Para além do sofisticado, digno de escola de altos estudos, bate-boca sobre imperialismo, direita e esquerda, o melhor desempenho humorístico foi da senhora de máquina fotográfica, e ninguém tasca.
Parecendo em transe, a madame não gostou quando o cineasta, entre uma bravata e outra em que se jactava de ganhar bem, encarou o Batman e julgou:
''Esses são caras de direita que não querem ver que o país avançou''.
Na desinteligência, ela estava ao lado do cabeça branca, mas não gostou:
''Não é de direita, não. Eu sou de direita e não faria isso''.
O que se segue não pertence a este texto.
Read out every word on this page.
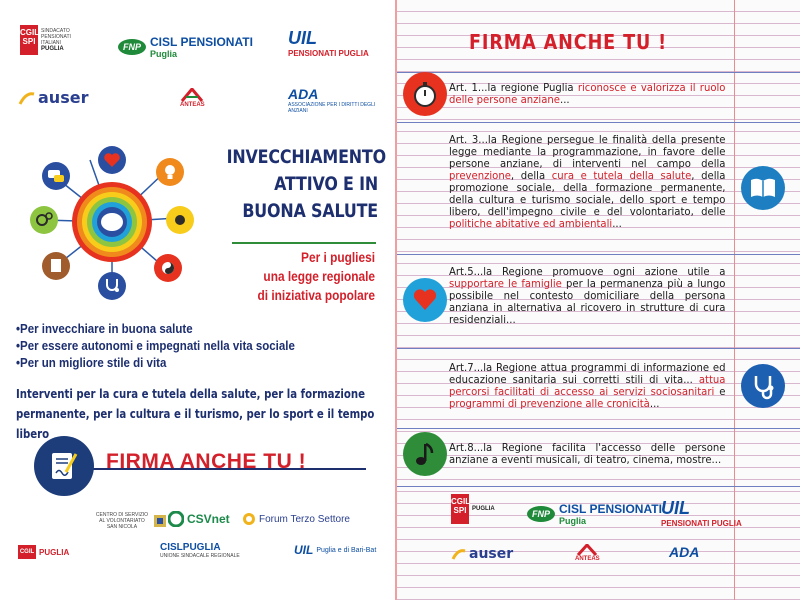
CGIL
SPI
SINDACATO PENSIONATI ITALIANI
PUGLIA	FNP CISL PENSIONATI
Puglia
UIL
PENSIONATI PUGLIA
auser	ANTEAS
ADA
ASSOCIAZIONE PER I DIRITTI DEGLI ANZIANI
INVECCHIAMENTO ATTIVO E IN BUONA SALUTE
Per i pugliesi
una legge regionale
di iniziativa popolare
•Per invecchiare in buona salute
•Per essere autonomi e impegnati nella vita sociale
•Per un migliore stile di vita
Interventi per la cura e tutela della salute, per la formazione
permanente, per la cultura e il turismo, per lo sport e il tempo libero
FIRMA ANCHE TU !
CENTRO DI SERVIZIO AL VOLONTARIATO SAN NICOLA
CSVnet	Forum Terzo Settore
CGIL PUGLIA	CISLPUGLIA
UNIONE SINDACALE REGIONALE	UIL Puglia e di Bari-Bat
FIRMA ANCHE TU !
Art. 1...la regione Puglia riconosce e valorizza il ruolo delle persone anziane...
Art. 3...la Regione persegue le finalità della presente legge mediante la programmazione, in favore delle persone anziane, di interventi nel campo della prevenzione, della cura e tutela della salute, della promozione sociale, della formazione permanente, della cultura e turismo sociale, dello sport e tempo libero, dell'impegno civile e del volontariato, delle politiche abitative ed ambientali...
Art.5...la Regione promuove ogni azione utile a supportare le famiglie per la permanenza più a lungo possibile nel contesto domiciliare della persona anziana in alternativa al ricovero in strutture di cura residenziali...
Art.7...la Regione attua programmi di informazione ed educazione sanitaria sui corretti stili di vita... attua percorsi facilitati di accesso ai servizi sociosanitari e programmi di prevenzione alle cronicità...
Art.8...la Regione facilita l'accesso delle persone anziane a eventi musicali, di teatro, cinema, mostre...
CGIL
SPI PUGLIA	FNP CISL PENSIONATI
Puglia
UIL
PENSIONATI PUGLIA
auser	ANTEAS	ADA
Logo a retratista pontificou:
''Existe um plano de ocupação comunista, totalitarista no país. Será que ninguém vê isso?''
Pois é, eu não vejo, mas conheço a origem da paranoia.
Pode-se encontrá-lo em quadras históricas anteriores, mas o espantalho se concentra nas vésperas do golpe de Estado que derrubou o presidente João Goulart em 1964. Bilac Pinto, deputado federal da golpista UDN (União Democrática Nacional), pregava incansavelmente uma dita tese de que estava em curso uma guerra revolucionária no Brasil. Os comunistas vinham aí, e a cuca iria pegar. Muitos brasileiros, notadamente incautos de classe média, fiavam-se na lorota.
Assim como não existia guerra revolucionária em 1964, não haverá golpe agora. Para haver virada de mesa institucional, interesses de poderosos têm de ser severamente ameaçados.
Meio século atrás, a anunciada reforma agrária de Jango e medidas governamentais como a limitação de remessa de lucros para o exterior contrariavam latifundiários e empresas multinacionais, para resumir em dois exemplos.
Hoje, os proprietários de terra lucram como nunca lucraram no Brasil, e bancos estrangeiros salvam aqui suas contas claudicantes nos países de origem.
O rolezinho não rolou no Leblon no fim de janeiro de 2014.
A capa do ''Jornal do Brasil'', acima, é de 23 de janeiro de 1964. No meio da página agiganta-se a chamada ''UDN dá apoio à denúncia de Bilac''. Denúncia de guerra revolucionária com a participação de Jango.
Os comunistas não deram o golpe e poucos deles resistiram à quartelada.
Quem deu o golpe foram militares e civis que, como a dona do Leblon, disseminavam a empulhação do perigo vermelho.